ESP32 shows "CNG Ready[NoWiFi]" and never connects

  • Confirm SSID and password in `config.h` are correct (case-sensitive).
  • Check the ESP32 is within range of the access point.
  • ESP32 only supports 2.4 GHz WiFi — if your router is 5 GHz only, it won't connect.
  • If you changed `WIFI_RECONNECT_INTERVAL_MS`, ensure it's not set too short.


 Serial Monitor shows "Device _id not found" or fetch fails

  • Confirm the backend is running and reachable at `API_BASE_URL`.
  • Verify the device was seeded: `node scripts/seed_devices.js`.
  • Check the `DEVICE_ID` in `config.h` exactly matches the `deviceId` in MongoDB (case-sensitive: `ESP32_A1` ≠ `esp32_a1`).
  • Test with `wifi_api_test.ino` → Test 2 will report if the device is missing.


 Sales not appearing in the dashboard

  • Check the backend terminal for incoming POST requests — each sale should print: `[hh:mm:ss] POST /api/sales`
  • Confirm the POST returns HTTP 201 (check Serial Monitor: `[Flush] OK veh=...`).
  • If HTTP 4xx, the `deviceId` in the POST body may not match any registered device.
  • Refresh the dashboard — the SSE live update may not have connected; a manual refresh will always show the latest data from MongoDB.

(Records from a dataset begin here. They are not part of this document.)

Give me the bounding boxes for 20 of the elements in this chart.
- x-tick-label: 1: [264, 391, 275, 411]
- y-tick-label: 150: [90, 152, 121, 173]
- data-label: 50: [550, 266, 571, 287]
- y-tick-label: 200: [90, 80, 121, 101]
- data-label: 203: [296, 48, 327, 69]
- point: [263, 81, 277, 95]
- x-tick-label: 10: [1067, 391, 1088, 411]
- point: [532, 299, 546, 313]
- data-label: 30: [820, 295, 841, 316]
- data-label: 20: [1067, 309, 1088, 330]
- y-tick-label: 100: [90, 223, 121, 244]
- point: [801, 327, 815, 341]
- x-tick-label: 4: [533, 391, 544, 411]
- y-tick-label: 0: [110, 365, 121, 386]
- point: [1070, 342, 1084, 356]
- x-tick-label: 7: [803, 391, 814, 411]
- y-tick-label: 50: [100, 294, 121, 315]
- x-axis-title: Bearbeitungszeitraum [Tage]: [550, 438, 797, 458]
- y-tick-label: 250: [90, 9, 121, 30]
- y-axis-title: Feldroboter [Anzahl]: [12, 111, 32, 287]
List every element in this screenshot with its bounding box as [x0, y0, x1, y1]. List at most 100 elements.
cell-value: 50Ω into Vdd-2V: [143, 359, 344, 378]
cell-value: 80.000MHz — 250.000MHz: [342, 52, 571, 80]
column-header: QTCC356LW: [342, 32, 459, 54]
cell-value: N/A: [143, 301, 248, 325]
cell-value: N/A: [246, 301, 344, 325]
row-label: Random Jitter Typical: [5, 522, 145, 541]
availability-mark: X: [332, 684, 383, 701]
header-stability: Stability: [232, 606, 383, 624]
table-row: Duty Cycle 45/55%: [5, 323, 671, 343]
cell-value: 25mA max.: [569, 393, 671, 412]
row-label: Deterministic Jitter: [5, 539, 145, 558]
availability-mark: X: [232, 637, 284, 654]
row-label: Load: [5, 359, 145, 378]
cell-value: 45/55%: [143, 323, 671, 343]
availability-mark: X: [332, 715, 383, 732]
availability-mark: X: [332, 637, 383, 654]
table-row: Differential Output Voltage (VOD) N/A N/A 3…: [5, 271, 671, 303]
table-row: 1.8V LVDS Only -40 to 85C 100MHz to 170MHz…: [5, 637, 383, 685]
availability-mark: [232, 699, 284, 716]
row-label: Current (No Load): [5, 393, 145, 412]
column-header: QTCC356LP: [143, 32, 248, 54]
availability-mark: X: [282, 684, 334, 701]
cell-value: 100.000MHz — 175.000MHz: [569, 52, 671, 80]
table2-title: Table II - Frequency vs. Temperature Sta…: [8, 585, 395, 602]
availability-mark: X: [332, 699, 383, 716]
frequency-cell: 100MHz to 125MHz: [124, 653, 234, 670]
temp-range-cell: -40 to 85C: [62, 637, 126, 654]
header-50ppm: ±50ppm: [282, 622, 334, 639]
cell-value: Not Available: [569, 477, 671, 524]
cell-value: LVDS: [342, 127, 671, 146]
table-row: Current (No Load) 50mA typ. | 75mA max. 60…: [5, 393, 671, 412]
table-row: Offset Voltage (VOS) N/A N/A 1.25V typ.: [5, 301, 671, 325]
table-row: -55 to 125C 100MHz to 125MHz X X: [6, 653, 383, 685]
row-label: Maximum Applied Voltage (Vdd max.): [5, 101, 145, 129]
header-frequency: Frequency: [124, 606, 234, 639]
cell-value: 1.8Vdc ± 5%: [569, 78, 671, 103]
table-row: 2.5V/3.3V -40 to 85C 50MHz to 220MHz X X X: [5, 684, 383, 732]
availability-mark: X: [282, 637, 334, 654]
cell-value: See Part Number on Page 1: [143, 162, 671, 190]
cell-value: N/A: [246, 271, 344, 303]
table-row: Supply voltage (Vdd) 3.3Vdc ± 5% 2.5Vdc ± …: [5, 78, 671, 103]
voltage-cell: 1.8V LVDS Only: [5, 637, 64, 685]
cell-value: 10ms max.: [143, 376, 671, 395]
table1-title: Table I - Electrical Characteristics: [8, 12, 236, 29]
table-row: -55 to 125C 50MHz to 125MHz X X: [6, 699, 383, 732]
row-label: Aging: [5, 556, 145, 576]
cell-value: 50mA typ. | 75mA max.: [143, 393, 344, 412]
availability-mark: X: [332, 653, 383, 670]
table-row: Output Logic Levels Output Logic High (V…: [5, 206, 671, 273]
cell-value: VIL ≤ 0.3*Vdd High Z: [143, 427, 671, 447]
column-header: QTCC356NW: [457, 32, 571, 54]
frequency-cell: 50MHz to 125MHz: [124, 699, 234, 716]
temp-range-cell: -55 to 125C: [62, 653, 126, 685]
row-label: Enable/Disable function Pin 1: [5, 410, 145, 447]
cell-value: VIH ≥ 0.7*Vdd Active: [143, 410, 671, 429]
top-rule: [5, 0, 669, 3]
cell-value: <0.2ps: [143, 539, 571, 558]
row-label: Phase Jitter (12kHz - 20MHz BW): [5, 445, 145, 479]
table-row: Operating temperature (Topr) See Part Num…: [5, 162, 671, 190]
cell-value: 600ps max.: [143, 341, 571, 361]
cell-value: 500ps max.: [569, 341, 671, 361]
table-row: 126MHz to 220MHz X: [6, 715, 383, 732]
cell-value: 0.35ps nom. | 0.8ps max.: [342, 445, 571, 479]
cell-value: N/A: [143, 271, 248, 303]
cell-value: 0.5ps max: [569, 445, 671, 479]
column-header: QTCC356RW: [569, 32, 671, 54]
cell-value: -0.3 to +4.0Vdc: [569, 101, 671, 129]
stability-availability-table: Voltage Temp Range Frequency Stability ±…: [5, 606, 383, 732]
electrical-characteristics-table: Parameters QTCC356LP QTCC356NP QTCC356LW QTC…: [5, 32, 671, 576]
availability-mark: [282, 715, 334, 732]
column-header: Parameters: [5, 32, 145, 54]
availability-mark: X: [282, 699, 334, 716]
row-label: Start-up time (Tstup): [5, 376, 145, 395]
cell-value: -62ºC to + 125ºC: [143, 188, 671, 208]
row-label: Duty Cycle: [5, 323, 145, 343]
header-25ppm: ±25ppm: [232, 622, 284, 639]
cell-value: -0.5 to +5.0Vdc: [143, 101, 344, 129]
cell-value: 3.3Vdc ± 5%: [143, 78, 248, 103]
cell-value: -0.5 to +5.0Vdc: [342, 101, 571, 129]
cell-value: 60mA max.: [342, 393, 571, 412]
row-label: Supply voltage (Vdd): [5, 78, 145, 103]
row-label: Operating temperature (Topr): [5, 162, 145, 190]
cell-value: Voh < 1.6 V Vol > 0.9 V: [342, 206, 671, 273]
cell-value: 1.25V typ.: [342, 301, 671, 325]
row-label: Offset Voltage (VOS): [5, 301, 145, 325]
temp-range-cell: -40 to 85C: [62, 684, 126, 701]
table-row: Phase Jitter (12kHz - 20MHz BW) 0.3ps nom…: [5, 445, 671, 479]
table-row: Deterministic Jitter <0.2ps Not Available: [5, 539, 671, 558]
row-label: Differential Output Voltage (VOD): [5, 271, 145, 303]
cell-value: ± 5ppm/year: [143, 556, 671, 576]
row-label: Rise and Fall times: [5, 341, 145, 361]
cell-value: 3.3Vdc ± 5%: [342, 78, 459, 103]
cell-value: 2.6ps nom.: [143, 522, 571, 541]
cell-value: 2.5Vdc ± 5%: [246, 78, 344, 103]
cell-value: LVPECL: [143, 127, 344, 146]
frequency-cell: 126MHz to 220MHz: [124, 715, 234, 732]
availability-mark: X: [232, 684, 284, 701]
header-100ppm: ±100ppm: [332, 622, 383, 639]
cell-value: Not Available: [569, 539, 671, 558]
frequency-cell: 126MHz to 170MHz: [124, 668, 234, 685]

Backend won't start — "MongoServerError: connect ECONNREFUSED"

  • Make sure MongoDB is running: `mongod --dbpath /data/db` (Linux/Mac) or start the MongoDB service in Windows Services.
  • If using Atlas, confirm the `MONGO_URI` in `.env` is the full Atlas connection string including username, password, and cluster hostname.


 DEVICE_ID is not defined compile error

  • This means you are compiling the main sketch without `config.h` present in the same folder. Make sure both `esp32_dispenser_client.ino` and `config.h` are in the same directory, and that directory is what you opened in Arduino IDE.